Понимая, что он всего лишь пытается ее подбодрить, Фрэнки слабо улыбнулась.
– Боюсь, не все так просто.
– Верю, тебе виднее. – Он помолчал, прежде чем продолжить: – И что ты теперь собираешься делать?
Фрэнки задумалась. Можно и правда увязаться за ними, поехать в Любляну. Проще решения не придумаешь, к тому же не придется торчать в палаццо одной. Ведь она созналась во всем, рассказала без утайки о самом ужасном поступке, какой только совершала в жизни, а ее собеседник, у которого, к слову, были все причины ее ненавидеть, и не подумал отвернуться. Леонард выслушал ее, кивал, иногда морщился, но в глазах его ни разу не отразилось ничего, кроме сострадания и жалости. Он вовсе не видел в ней того монстра, каким она сама себе представлялась после «Савоя». Фрэнки ощущала внезапную легкость, будто камень упал с души. И потому вполне могла вообразить, как пакует вещи и вместе с Джек и Леонардом переступает порог палаццо.
Но понимала, что это лишь фантазия.
Согласившись, она не только испортит им поездку, но и вконец разрушит свои отношения с Джек. Сейчас им лучше не видеться: Джек нужно время, чтобы остыть и простить ее, а Фрэнки – чтобы вернуть покой, который подарила ей Венеция.
Знать бы только как.
Она откинулась на спинку дивана.
– Если честно, Леонард, впервые в жизни понятия не имею.
– Думаю, тебе пойдет на пользу личное пространство. Возможность вдохнуть полной грудью и все такое прочее.
Личное пространство. Еще совсем недавно казалось, что пространства у нее вполне достаточно, даже слишком, нестерпимо много.

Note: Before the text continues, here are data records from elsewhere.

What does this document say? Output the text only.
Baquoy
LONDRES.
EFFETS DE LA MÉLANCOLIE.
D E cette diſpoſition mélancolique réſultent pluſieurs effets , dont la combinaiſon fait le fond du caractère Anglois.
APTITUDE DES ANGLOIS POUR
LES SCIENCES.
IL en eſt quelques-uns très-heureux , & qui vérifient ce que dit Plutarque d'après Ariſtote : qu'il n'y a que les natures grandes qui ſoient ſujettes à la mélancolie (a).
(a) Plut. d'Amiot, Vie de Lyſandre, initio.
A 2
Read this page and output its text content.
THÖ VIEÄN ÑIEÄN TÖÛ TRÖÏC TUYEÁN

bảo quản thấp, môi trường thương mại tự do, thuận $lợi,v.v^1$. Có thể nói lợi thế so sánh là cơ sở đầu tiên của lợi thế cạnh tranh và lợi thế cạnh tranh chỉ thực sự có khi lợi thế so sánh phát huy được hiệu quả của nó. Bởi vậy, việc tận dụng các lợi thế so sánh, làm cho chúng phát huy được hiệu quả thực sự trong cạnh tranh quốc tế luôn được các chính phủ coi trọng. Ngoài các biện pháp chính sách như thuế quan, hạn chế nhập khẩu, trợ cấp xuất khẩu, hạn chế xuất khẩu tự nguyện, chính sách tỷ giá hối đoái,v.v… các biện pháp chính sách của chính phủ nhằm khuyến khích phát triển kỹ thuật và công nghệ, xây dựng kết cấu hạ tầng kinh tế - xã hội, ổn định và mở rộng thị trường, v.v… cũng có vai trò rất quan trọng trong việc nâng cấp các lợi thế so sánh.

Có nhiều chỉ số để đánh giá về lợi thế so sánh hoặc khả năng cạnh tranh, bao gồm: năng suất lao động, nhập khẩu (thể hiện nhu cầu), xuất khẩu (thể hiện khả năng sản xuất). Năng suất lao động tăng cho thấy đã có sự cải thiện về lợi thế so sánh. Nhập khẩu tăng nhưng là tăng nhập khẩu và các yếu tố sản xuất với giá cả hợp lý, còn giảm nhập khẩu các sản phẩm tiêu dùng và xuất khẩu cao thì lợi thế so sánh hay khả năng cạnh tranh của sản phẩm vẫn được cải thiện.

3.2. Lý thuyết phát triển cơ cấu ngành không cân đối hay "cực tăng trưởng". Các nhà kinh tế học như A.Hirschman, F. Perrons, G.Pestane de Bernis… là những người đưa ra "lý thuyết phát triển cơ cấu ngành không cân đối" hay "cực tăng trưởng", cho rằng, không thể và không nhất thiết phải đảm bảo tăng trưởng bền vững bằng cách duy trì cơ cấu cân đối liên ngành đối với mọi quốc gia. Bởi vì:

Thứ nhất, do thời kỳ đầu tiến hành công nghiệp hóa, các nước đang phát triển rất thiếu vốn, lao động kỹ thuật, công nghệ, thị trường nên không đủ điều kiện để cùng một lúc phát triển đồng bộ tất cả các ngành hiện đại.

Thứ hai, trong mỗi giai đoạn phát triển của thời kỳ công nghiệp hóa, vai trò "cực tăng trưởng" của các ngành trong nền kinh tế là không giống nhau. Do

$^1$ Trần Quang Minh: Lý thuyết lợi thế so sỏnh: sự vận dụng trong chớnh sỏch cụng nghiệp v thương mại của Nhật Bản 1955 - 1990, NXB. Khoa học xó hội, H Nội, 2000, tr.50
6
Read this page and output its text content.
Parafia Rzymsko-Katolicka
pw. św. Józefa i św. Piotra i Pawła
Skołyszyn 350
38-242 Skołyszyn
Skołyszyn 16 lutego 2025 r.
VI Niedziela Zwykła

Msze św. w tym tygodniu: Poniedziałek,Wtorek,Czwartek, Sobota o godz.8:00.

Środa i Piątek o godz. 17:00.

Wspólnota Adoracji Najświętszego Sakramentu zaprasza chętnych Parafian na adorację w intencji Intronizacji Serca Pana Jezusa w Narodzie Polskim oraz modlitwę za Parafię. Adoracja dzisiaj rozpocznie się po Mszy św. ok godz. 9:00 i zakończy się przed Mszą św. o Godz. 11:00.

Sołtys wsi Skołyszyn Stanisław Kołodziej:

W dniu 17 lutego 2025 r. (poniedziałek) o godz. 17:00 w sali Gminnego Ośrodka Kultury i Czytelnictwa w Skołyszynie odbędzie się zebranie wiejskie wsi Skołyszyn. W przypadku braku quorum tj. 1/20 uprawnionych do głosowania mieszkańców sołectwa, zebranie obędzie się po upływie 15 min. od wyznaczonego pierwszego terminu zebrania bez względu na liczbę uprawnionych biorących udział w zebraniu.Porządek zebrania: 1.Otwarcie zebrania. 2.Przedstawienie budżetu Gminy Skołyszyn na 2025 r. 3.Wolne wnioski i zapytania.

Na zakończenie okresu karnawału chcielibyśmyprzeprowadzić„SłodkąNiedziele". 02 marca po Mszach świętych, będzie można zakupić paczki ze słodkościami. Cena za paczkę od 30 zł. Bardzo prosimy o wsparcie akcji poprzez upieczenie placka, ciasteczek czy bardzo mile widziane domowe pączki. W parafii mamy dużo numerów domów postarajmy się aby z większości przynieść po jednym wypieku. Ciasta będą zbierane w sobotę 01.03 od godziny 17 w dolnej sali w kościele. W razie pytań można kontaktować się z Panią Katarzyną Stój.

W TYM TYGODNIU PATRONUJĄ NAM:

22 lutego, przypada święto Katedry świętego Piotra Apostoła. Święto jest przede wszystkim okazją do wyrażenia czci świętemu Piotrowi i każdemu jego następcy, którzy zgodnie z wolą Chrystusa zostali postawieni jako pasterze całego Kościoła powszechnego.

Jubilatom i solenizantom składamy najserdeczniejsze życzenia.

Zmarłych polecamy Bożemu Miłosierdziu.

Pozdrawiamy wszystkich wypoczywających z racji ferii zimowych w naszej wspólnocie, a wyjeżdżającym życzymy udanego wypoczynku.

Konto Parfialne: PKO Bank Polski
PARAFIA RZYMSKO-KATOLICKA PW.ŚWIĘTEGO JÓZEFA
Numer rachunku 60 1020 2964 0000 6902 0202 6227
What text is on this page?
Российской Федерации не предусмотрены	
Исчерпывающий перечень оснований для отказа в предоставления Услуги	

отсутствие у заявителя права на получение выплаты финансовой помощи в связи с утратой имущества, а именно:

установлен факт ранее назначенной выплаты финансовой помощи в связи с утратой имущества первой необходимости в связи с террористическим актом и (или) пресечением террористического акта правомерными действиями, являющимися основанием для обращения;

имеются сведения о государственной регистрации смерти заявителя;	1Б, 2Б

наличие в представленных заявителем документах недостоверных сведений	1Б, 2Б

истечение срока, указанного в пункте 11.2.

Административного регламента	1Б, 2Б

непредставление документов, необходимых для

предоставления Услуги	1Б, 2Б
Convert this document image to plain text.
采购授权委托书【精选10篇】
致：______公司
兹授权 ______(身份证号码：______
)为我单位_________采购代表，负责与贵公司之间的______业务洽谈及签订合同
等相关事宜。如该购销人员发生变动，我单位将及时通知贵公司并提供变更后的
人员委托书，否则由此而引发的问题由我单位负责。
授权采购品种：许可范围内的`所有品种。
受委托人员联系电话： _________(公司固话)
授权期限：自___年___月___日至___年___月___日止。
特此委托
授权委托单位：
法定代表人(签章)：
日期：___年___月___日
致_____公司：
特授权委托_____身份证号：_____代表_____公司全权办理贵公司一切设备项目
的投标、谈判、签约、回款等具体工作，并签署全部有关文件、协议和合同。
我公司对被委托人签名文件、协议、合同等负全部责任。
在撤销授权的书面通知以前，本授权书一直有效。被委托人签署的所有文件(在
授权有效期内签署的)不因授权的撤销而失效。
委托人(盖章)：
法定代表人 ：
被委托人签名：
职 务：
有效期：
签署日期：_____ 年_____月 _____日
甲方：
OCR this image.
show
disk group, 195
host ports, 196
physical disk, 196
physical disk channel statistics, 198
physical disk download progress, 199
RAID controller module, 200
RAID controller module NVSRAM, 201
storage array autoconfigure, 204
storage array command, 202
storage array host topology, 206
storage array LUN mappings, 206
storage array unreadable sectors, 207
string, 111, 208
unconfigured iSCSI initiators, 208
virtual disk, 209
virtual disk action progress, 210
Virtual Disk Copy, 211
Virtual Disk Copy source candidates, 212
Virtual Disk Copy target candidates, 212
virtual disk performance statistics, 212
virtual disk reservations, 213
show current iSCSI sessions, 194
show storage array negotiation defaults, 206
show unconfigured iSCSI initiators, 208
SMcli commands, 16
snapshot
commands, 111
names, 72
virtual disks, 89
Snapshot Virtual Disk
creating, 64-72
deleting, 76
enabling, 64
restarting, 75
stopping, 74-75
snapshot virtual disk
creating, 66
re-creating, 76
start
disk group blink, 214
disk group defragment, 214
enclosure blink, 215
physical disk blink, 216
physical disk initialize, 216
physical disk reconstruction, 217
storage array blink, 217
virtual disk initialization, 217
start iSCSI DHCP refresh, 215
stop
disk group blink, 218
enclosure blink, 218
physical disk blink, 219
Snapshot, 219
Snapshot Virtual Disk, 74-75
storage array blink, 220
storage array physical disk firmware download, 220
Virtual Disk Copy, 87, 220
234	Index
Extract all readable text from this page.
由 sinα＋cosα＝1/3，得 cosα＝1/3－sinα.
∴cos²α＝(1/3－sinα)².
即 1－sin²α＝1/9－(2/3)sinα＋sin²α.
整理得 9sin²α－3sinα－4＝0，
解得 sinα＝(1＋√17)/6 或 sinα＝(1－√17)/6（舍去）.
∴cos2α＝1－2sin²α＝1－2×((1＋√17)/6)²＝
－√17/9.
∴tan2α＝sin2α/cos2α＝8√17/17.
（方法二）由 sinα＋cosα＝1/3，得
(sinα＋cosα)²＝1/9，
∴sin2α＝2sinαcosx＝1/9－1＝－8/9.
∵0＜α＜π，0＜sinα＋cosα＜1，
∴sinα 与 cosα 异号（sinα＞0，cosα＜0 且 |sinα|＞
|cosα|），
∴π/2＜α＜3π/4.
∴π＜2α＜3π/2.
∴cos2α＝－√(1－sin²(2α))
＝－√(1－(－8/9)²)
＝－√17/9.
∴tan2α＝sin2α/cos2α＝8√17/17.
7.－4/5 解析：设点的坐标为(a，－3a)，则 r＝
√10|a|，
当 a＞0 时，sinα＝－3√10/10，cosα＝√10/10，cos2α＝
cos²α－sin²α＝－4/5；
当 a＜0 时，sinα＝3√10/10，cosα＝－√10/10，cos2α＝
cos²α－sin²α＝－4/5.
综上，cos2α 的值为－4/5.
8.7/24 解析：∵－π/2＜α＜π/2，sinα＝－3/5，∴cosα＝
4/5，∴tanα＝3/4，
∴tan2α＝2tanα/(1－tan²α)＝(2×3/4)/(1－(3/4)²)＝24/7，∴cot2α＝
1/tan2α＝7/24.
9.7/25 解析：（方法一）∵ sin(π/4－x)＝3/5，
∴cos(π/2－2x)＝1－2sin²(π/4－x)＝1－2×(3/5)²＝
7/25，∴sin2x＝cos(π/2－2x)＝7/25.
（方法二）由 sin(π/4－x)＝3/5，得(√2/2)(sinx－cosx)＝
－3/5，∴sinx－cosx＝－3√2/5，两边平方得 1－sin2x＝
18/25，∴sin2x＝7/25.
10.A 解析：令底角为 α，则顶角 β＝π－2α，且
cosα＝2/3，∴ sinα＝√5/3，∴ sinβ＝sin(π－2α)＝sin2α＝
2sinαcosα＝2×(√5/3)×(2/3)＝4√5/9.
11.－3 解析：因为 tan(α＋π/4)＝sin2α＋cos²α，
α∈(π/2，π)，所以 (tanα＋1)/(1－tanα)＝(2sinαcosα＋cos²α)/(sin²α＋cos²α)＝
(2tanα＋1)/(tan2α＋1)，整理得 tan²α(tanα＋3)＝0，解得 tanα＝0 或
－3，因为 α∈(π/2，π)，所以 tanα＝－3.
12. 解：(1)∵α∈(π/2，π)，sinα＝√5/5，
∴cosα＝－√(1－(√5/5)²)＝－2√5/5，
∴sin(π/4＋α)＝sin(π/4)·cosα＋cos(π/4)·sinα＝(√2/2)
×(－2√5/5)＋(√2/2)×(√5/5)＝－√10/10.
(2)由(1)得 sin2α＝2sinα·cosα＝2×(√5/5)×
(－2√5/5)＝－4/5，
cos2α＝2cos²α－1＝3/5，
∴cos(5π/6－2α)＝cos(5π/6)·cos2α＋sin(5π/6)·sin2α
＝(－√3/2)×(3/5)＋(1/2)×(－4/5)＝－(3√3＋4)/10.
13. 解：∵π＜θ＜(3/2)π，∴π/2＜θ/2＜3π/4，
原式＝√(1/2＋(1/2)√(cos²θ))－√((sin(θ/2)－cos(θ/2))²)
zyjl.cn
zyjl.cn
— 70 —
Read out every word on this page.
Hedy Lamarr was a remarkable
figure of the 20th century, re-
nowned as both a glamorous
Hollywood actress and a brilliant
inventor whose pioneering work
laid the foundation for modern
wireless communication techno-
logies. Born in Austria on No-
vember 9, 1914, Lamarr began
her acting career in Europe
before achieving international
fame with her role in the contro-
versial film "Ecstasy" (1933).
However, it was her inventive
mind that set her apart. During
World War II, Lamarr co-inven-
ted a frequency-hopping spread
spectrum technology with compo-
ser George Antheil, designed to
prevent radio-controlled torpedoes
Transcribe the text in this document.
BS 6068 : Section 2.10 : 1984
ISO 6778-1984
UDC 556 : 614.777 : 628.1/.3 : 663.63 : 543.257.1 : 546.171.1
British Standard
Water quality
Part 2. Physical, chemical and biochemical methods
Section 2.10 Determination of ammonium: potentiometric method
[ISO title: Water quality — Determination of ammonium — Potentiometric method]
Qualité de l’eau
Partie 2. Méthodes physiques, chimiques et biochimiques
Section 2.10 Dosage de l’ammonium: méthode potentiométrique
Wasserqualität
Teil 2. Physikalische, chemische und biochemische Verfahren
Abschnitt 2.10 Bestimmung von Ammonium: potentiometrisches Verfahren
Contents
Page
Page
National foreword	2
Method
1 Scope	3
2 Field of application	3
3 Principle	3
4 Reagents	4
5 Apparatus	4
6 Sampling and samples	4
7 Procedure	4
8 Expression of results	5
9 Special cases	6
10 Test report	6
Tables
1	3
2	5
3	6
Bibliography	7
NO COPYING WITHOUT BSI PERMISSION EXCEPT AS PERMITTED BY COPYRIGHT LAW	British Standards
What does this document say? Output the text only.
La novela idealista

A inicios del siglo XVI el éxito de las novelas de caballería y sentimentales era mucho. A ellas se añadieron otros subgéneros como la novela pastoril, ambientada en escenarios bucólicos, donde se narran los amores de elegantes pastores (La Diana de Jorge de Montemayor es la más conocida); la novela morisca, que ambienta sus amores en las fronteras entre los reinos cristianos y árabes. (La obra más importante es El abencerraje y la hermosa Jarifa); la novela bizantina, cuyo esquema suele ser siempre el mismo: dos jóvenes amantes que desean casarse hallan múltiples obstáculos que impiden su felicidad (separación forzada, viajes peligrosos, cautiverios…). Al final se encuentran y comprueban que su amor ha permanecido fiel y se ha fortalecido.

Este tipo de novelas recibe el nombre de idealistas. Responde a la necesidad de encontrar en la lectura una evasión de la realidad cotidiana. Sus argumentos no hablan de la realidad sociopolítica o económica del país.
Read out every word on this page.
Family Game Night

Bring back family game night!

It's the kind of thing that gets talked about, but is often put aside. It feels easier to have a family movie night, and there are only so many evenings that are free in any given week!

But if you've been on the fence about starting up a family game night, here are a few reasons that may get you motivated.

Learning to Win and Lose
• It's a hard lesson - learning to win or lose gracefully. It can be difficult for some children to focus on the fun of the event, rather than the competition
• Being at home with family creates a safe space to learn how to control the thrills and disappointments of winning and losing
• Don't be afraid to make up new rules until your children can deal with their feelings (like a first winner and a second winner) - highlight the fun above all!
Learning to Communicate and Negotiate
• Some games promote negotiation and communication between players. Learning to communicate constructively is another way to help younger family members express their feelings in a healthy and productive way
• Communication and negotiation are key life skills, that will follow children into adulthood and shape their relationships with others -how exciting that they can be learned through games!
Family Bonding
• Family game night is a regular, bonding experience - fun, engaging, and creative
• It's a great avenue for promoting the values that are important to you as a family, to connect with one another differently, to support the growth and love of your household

– Ты не забывай, я одна не останусь. Есть же еще загадочные соседи, – шутливо отозвалась она, рассчитывая разрядить атмосферу.
На лице Леонарда мелькнуло беспокойство.
– Что такое? – спросила Фрэнки.
– Дело в том, – начал он, – что я лично спрашивал у Марии насчет соседей. И однажды, пока вас с Джек не было, даже поговорил с управляющим. Пришлось смахнуть паутину со своего итальянского – выяснилось, что он вовсе не так хорош, как мне помнилось.
У Фрэнки перехватило дыхание.
– И что же?
– Он говорит, что в соседней квартире никто не живет. И уже довольно давно. Предыдущие владельцы пропали без вести во время войны, а новый хозяин сдавал ее и даже пытался продать, но покупателей не нашлось.
– Это точно?
– Совершенно точно.
Фрэнки нахмурилась.
– Значит, померещилось, – уступила она. Кто знает, возможно, свет включался из-за коротких замыканий, а шаги были всего лишь эхом, гулко бродившим по пустым комнатам палаццо. Но та тень в окне… Она невольно поежилась. – Ну, хватит об этом.
Они допили коктейли в спокойной, уютной тишине, а после разошлись по своим спальням.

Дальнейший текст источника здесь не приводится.